VSD in Children: Lets understand  the Condition

Introduction

Congenital heart defects are among the most common types of birth defects, affecting nearly 1 in 100 newborns worldwide. 

Among these defects, ventricular septal defect (VSD) is the most common type of congenital heart disease.

 

 

What is VSD?

VSD is a congenital heart defect that affects the septum, which is the wall between the two lower chambers (ventricles) of the heart. 

 

In VSD, there is a hole in the septum that allows the blood to flow from the left ventricle to the right ventricle, instead of flowing to the body. 

 

This can cause various complications, depending on the size and location of the hole.

Causes of VSD

The exact cause of VSD is not known, but it is believed to be a combination of genetic and environmental factors. Some of the risk factors for VSD include:

  • Family history of congenital heart defects

  • Infections during pregnancy, such as rubella or cytomegalovirus

  • Exposure to certain medications or chemicals during pregnancy

  • Poor maternal nutrition or smoking during pregnancy

Symptoms of VSD

The symptoms of VSD can vary depending on the size and location of the hole, as well as the age of the child. Some of the common symptoms of VSD include:

  • Rapid breathing or shortness of breath

  • Poor feeding or slow weight gain

  • Sweating during feeding

  • Fatigue or irritability

  • Cyanosis, which is a bluish tint to the skin, lips, or nails

Diagnosis of VSD

VSD can be diagnosed during pregnancy with a fetal echocardiogram, or after birth in newborns  with a physical exam, chest X-ray, and 2D Echo.


 

Treatment for Ventricular Septal Defect (VSD)

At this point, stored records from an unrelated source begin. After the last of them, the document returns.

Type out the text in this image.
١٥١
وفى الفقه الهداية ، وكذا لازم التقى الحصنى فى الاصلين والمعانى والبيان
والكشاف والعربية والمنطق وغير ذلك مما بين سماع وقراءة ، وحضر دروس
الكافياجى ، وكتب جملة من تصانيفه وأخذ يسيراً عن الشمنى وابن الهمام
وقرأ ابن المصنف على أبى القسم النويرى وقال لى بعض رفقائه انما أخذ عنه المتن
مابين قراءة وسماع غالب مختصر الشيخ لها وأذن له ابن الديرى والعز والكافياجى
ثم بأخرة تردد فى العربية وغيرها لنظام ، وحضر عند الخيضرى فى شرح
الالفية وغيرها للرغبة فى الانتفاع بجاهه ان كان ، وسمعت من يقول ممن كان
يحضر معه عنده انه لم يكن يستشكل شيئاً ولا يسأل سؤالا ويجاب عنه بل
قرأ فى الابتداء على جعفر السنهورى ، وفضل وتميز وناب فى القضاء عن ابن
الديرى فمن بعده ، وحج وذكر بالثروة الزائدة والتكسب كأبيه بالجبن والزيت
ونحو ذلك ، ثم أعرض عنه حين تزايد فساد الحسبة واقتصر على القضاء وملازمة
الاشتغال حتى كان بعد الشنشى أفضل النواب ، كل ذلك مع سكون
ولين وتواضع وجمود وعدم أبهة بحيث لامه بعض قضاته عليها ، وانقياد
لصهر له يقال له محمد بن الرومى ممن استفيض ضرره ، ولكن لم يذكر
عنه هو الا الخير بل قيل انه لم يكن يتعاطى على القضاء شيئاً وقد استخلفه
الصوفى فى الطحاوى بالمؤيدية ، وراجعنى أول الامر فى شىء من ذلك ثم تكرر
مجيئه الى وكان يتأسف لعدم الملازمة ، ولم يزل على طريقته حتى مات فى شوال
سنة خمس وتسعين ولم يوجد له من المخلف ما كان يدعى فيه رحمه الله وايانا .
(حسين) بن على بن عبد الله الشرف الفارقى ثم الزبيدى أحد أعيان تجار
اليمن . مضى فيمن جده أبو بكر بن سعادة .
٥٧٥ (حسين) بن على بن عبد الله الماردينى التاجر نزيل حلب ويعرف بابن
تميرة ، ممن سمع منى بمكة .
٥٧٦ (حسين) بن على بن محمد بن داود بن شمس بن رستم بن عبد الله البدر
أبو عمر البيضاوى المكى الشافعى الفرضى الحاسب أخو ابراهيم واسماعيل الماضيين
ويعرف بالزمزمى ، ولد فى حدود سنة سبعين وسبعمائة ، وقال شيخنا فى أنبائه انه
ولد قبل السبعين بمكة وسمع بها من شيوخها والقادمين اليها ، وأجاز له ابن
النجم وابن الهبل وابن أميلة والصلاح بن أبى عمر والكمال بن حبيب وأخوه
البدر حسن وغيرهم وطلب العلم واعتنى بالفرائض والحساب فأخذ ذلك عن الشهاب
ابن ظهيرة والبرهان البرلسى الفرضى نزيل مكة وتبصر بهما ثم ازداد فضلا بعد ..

  • Depends on the size and symptoms of the defect.

  • Small VSDs usually don't cause symptoms and may close on their own without specific treatment.

  • Regular check-ups are needed for children with medium or large VSDs to ensure heart health and identify any changes.

 

  • Medications can help the heart, while proper nutrition is essential for babies with medium or large VSDs.

 

 

  • If the VSD doesn't close or become smaller by the time the child is 6 to 12 months old, surgery or transcatheter closure may be necessary.

 

  • Surgery to patch the hole is the most common treatment for VSDs.

 

 

  • Transcatheter closure involves placing a thin tube into a blood vessel, moving it through to the heart and inserting a small device to close the hole.

 

  • Parents should consult a pediatric cardiologist if their child is diagnosed with VSD

 

 

Dr. Utkarsh Anand(Pediatric Cardiologist) 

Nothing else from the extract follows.